Hi everyone,

I'm studying "the impact of credit access on the performance of small and medium enterprises" and I have an unbalanced panel data with T=3 (2011,2013,2015). I realize that there exist 2 issues in my model: the endogeneity of credit access and selection bias. My main concern is selection bias.

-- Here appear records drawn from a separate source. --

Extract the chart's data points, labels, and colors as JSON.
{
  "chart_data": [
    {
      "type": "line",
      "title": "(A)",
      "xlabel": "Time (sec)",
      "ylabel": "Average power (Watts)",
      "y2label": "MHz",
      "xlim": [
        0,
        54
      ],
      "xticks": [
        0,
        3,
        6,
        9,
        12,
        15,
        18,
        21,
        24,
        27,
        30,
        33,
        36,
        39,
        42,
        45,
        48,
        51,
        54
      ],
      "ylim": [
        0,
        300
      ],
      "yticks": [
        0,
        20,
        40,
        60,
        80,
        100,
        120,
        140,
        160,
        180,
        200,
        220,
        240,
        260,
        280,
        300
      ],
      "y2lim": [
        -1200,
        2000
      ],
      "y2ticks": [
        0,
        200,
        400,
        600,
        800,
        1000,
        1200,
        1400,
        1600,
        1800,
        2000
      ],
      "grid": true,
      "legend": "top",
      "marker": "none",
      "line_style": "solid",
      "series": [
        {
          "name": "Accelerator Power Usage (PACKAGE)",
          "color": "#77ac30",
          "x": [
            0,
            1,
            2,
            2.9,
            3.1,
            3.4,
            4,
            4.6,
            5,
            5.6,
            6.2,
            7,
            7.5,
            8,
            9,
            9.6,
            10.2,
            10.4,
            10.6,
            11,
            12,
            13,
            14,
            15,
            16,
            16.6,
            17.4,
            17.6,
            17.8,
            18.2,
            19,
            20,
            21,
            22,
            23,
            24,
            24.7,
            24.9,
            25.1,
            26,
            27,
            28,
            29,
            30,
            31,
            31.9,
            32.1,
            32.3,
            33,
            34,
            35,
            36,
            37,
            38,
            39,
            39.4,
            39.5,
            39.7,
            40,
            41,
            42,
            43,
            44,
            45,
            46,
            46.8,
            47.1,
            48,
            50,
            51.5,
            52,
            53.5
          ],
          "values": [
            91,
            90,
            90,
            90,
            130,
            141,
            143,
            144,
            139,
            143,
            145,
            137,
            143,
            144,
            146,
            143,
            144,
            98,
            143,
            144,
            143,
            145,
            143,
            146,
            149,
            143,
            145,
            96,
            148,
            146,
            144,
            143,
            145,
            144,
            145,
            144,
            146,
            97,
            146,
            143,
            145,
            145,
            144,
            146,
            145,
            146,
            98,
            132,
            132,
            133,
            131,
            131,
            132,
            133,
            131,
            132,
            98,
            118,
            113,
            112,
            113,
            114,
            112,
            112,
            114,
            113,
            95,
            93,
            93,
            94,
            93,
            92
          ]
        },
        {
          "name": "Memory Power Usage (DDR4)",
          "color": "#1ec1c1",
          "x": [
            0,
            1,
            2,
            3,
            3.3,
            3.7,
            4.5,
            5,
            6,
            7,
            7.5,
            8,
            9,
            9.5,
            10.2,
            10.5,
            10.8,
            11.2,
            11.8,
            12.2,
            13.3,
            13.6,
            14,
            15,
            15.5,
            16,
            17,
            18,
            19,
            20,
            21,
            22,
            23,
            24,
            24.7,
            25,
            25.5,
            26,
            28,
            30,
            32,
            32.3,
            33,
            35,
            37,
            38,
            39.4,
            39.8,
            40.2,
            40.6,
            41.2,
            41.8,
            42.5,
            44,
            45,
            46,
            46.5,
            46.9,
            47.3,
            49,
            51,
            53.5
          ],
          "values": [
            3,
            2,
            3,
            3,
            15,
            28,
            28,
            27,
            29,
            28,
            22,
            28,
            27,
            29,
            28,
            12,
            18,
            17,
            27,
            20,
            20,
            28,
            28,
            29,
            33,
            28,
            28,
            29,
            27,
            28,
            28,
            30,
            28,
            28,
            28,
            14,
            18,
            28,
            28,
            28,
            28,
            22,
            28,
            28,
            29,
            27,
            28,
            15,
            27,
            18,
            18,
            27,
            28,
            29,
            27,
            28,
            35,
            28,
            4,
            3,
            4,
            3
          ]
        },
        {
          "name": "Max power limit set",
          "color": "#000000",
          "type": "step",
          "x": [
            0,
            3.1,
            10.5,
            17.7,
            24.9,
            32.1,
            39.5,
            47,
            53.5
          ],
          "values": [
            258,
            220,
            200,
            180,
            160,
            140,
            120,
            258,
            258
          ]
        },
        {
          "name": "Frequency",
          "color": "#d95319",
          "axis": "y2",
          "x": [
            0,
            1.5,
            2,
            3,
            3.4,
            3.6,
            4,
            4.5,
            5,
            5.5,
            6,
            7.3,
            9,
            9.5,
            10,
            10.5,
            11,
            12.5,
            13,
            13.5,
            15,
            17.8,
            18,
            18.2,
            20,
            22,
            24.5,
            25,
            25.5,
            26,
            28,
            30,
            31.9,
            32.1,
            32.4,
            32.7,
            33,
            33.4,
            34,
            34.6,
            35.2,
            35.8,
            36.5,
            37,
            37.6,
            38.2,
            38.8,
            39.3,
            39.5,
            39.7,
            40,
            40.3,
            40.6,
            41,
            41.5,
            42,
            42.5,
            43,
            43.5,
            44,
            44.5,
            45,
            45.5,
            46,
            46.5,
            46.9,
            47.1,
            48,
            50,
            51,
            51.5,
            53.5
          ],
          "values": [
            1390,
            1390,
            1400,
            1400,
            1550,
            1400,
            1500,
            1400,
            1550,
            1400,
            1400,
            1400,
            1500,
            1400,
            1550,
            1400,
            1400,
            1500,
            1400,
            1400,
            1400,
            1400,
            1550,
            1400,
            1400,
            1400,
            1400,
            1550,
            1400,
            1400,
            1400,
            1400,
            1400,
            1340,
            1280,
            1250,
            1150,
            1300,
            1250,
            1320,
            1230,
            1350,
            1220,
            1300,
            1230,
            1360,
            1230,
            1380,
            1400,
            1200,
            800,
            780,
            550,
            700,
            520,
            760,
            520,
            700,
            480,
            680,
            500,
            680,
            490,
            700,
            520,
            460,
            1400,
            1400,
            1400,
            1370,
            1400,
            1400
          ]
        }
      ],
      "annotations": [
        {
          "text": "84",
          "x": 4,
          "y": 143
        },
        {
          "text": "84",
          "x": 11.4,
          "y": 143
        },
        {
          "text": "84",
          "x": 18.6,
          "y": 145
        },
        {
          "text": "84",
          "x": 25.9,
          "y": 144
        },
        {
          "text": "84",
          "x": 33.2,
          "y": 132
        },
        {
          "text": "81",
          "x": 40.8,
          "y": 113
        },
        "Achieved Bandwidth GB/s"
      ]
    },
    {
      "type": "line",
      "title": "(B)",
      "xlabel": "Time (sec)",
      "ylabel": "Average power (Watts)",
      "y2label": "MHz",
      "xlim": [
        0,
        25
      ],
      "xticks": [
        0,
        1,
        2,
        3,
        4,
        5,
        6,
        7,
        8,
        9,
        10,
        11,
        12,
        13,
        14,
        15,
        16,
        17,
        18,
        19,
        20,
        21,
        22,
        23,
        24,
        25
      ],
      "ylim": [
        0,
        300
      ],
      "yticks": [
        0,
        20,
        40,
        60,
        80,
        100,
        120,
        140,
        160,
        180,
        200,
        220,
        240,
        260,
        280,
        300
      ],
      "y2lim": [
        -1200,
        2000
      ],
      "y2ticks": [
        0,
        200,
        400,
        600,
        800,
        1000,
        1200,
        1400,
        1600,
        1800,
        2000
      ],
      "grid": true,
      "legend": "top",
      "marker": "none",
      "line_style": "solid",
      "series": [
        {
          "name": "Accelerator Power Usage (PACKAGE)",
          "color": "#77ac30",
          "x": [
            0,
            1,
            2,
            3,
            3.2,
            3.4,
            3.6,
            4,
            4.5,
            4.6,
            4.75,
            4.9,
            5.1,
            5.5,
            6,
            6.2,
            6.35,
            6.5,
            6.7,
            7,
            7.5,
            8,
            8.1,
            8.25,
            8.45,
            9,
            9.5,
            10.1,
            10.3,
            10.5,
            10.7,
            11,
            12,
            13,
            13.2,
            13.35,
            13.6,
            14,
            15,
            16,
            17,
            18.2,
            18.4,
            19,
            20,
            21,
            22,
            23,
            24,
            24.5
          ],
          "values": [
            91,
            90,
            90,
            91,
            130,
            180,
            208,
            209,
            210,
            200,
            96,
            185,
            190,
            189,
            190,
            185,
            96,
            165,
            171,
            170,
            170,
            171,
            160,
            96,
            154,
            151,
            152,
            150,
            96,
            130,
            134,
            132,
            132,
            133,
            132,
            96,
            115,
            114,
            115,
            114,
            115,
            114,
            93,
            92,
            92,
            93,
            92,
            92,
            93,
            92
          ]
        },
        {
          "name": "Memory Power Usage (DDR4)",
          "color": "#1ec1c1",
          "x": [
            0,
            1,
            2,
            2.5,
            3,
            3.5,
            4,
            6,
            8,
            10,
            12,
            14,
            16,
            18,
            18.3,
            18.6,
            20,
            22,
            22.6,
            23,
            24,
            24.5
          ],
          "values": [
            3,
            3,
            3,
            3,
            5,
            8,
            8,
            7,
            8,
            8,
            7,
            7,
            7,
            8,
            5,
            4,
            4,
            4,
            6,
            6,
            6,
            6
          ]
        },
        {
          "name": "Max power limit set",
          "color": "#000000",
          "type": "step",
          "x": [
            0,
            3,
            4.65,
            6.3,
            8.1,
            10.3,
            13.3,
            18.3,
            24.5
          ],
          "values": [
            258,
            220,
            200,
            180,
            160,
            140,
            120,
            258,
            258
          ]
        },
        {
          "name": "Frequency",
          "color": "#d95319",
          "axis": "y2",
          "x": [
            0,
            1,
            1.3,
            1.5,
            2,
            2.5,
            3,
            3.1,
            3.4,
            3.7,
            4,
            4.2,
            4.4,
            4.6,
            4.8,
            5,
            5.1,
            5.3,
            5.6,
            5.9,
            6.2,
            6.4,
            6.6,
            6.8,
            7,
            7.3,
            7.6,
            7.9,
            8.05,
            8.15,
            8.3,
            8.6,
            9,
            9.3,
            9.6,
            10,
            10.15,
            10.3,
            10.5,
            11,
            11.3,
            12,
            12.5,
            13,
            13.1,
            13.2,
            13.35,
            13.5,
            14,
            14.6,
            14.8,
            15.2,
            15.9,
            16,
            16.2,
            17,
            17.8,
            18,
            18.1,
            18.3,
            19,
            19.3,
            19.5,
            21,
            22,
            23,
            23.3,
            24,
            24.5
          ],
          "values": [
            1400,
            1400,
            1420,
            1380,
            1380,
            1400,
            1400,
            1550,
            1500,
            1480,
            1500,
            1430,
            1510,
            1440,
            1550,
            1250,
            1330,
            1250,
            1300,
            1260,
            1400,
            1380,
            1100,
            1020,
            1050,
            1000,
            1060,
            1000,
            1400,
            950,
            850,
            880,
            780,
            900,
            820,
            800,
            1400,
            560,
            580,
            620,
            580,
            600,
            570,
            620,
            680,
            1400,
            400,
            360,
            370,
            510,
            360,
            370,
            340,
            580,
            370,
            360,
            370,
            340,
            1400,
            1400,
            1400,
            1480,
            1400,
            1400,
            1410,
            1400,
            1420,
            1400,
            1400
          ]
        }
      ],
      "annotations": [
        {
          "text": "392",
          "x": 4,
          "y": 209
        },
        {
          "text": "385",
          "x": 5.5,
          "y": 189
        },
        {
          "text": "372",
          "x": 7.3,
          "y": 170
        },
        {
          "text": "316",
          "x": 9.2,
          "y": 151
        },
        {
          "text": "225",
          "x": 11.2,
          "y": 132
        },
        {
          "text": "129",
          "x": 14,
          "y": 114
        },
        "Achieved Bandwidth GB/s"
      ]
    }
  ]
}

Structural equation: Y = a1CreditAccess + a2X + u1 (where X include a set of control variables)
Reduced form equation for endogenous variable: CreditAccess = b1Z + u2

Some papers suggest the correction for the selection bias as follows:
1. Estimate selection equation: si = 1[Za + u3 >= 0]
si =1 if y is observed and 0 otherwise. We assume that Z is always observed.
2. Then caculate the Inverse Mill Ratio (IMR)
3. Estimate:
Y = a1CreditAccess + a2X + a3IMR + e1
by 2SLS, with instruments (z, IMR).

I have some following questions:
1. I read an example of estimating wage offer. Unlike wage example, we can not observe firm characteristics Z after firms leave the market or before firms enter the market. So can we still apply this method?
2. Some documents suggest that I need one instrument for the endogenous variable and at least one exogenous variable for determining selection. Because of (1), which is a suitable variable for determining selection?
3. How to create the dummy variable si to unbalance panel data by Stata? Array




I hope that someone facing a similar problem can give me advice. Thanks in advance!